Today the Western Governor’s Association is beginning their 3-day pow-wow in Salt Lake City, the perfect opportunity for our Governor, Brian Schweitzer, to take the bully pulpit and call-out Wyoming’s water hogging.

The Bighorn and Powder River Basins beginning upstream in Wyoming and drain down into Montana's southeastern ag lands. (Image Courtesy: water-is-life.blogspot.com)
Just this past week, the U.S. Supreme Court denied Wyoming’s request to dismiss a lawsuit brought by Montana over Wyoming’s stinginess with up-stream water.
Great news for Montana because the case will now move forward.
Farmers and ranchers in eastern Montana desperately need this water, a drum they’ve been banging since the 1950 Yellowstone River Compact was signed.
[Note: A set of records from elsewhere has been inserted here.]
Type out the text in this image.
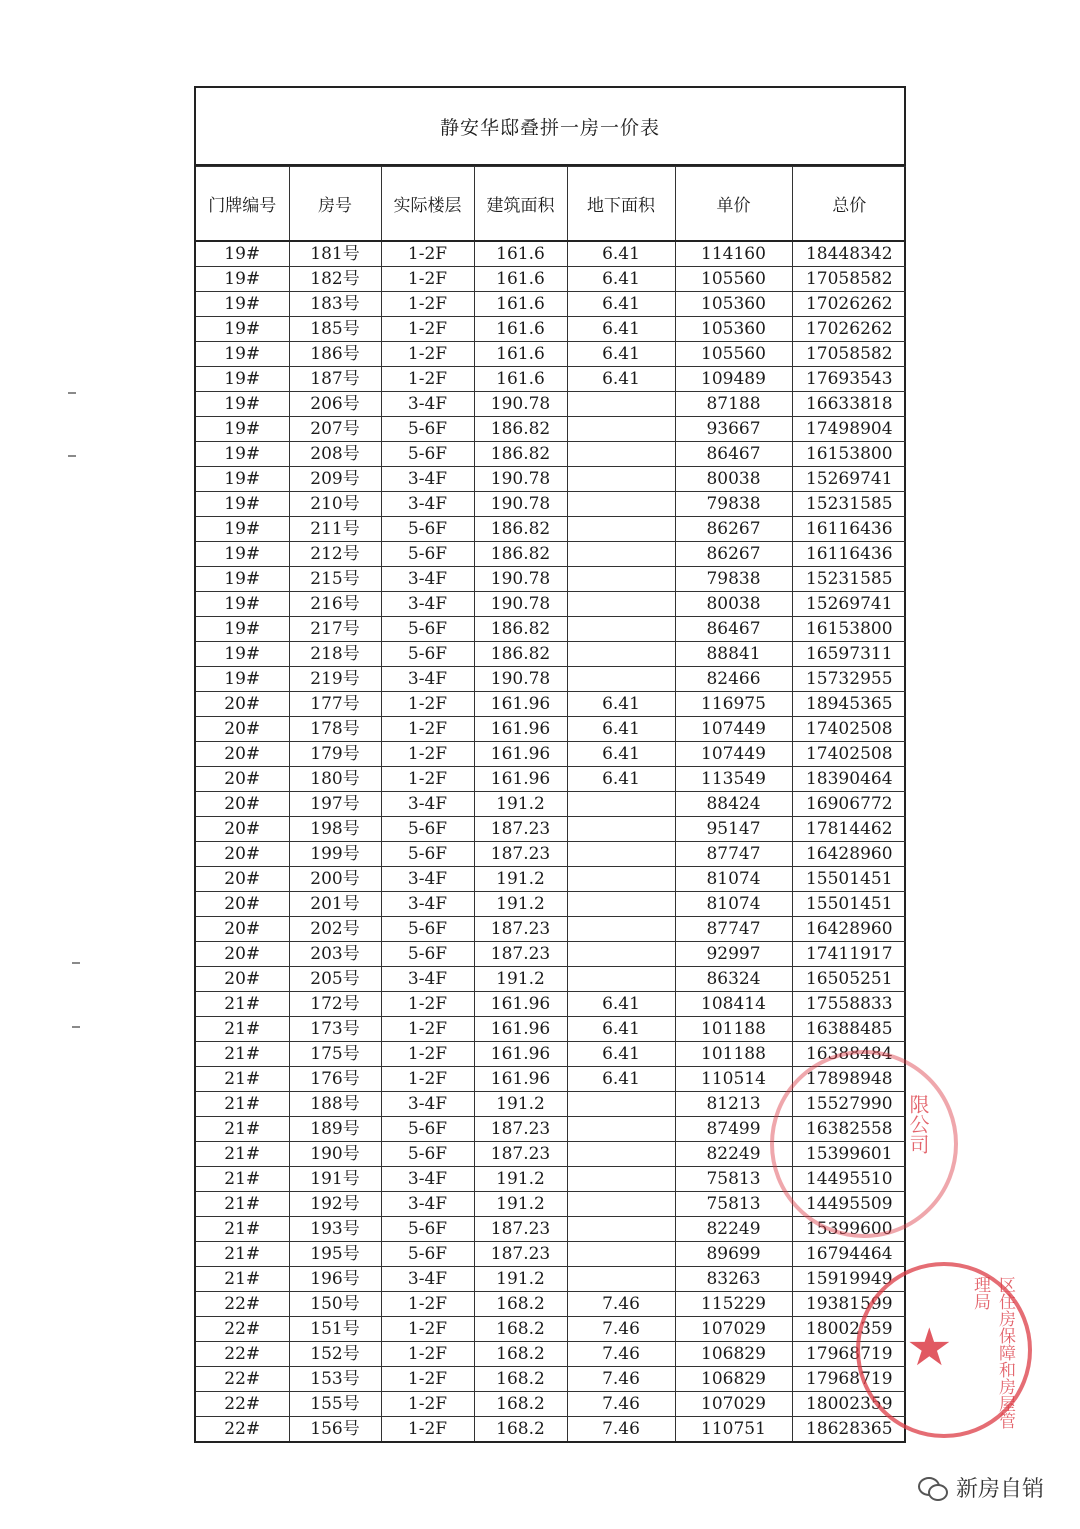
静安华邸叠拼一房一价表
门牌编号	房号	实际楼层	建筑面积	地下面积	单价	总价
19#	181号	1-2F	161.6	6.41	114160	18448342
19#	182号	1-2F	161.6	6.41	105560	17058582
19#	183号	1-2F	161.6	6.41	105360	17026262
19#	185号	1-2F	161.6	6.41	105360	17026262
19#	186号	1-2F	161.6	6.41	105560	17058582
19#	187号	1-2F	161.6	6.41	109489	17693543
19#	206号	3-4F	190.78		87188	16633818
19#	207号	5-6F	186.82		93667	17498904
19#	208号	5-6F	186.82		86467	16153800
19#	209号	3-4F	190.78		80038	15269741
19#	210号	3-4F	190.78		79838	15231585
19#	211号	5-6F	186.82		86267	16116436
19#	212号	5-6F	186.82		86267	16116436
19#	215号	3-4F	190.78		79838	15231585
19#	216号	3-4F	190.78		80038	15269741
19#	217号	5-6F	186.82		86467	16153800
19#	218号	5-6F	186.82		88841	16597311
19#	219号	3-4F	190.78		82466	15732955
20#	177号	1-2F	161.96	6.41	116975	18945365
20#	178号	1-2F	161.96	6.41	107449	17402508
20#	179号	1-2F	161.96	6.41	107449	17402508
20#	180号	1-2F	161.96	6.41	113549	18390464
20#	197号	3-4F	191.2		88424	16906772
20#	198号	5-6F	187.23		95147	17814462
20#	199号	5-6F	187.23		87747	16428960
20#	200号	3-4F	191.2		81074	15501451
20#	201号	3-4F	191.2		81074	15501451
20#	202号	5-6F	187.23		87747	16428960
20#	203号	5-6F	187.23		92997	17411917
20#	205号	3-4F	191.2		86324	16505251
21#	172号	1-2F	161.96	6.41	108414	17558833
21#	173号	1-2F	161.96	6.41	101188	16388485
21#	175号	1-2F	161.96	6.41	101188	16388484
21#	176号	1-2F	161.96	6.41	110514	17898948
21#	188号	3-4F	191.2		81213	15527990
21#	189号	5-6F	187.23		87499	16382558
21#	190号	5-6F	187.23		82249	15399601
21#	191号	3-4F	191.2		75813	14495510
21#	192号	3-4F	191.2		75813	14495509
21#	193号	5-6F	187.23		82249	15399600
21#	195号	5-6F	187.23		89699	16794464
21#	196号	3-4F	191.2		83263	15919949
22#	150号	1-2F	168.2	7.46	115229	19381599
22#	151号	1-2F	168.2	7.46	107029	18002359
22#	152号	1-2F	168.2	7.46	106829	17968719
22#	153号	1-2F	168.2	7.46	106829	17968719
22#	155号	1-2F	168.2	7.46	107029	18002359
22#	156号	1-2F	168.2	7.46	110751	18628365
限公司
区住房保障和房屋管理局
★
新房自销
The Bighorn and Powder River basins both begin upstream in Wyoming, and continue down-slope to the north into Montana’s dry, southeastern ag land.
Folks out there have had a hard enough time making ends meet without Wyoming squeezing them dry. The past half century has brought them shrinking tax bases, crumbling infrastructure, declining population, periodic drought, and increased competition from large farming corporations.
Things are pretty bleak.

Wyoming Governor Dave Freudenthal, Executive Water Hog. If this were the old days, we'd let the Freemen handle this.
If this were Central Asia, farmers would be taking up arms for cross-border raids. But, alas, we’re fighting our war in the courts.
The funny thing is that with all our society’s technology, and “highly evolved” common law system grounded in property rights, we’re still wrapped ’round the axle of the same fights ethnic tribes across the globe have been fighting for a couple thousand years.
From our view, if Governor Schweitzer won’t call-out Freudenthal over the next couple days, we suggest he make a slightly different call…
His cousin LeRoy, a Montana Freemen militia leader, would be a great guy to pick up the phone and ham with. If these wanna be militia types really want to prove their worth, then get down to Wyoming and step-up for our state’s most valuable resource.
Track-II diplomacy meets armed insurgency, and we think the Governor’s cousin is the perfect guy for the job.
You folks in Jordan listening here?
Tags: Brian Schweitzer, Dave Freudenthal, LeRoy Schweitzer, Montana Freemen, Western Governor's Association, Yellowstone River Compact
June 15, 2009 at 9:14 pm
Schweitzer is too busy building political capital at the national level to mouth off to wyoming right now. If this were last term, he might do it.
After helping botch the Virginia governor’s race for McCauliffe, Schweitzer is keeping a low profile I bet.
June 15, 2009 at 11:05 pm
I’m surprised Schweitzer hasn’t taken the opportunity for another one of his planned “gaffes” on this wyoming water sharing case… His tendency to pretend to fly off the mouth usually stirs some kind of populist sentiment, like his past comments on guns, or his reference to Hillary Clinton’s crying in the McCauliffe race, which you know Montanans really got a kick out of. It’s not really Clinton country out here!
June 16, 2009 at 2:50 am
Water is an obvious clash point for Schweitzer and Freudenthal, but the larger issue is energy competition.
Wyoming has to be Montana’s main competitor for a national domestic energy leader… wind, oil, gas, and sure, water. I’m a little miffed that this hasn’t been a more prominent talking point for the Schweitzer Administration.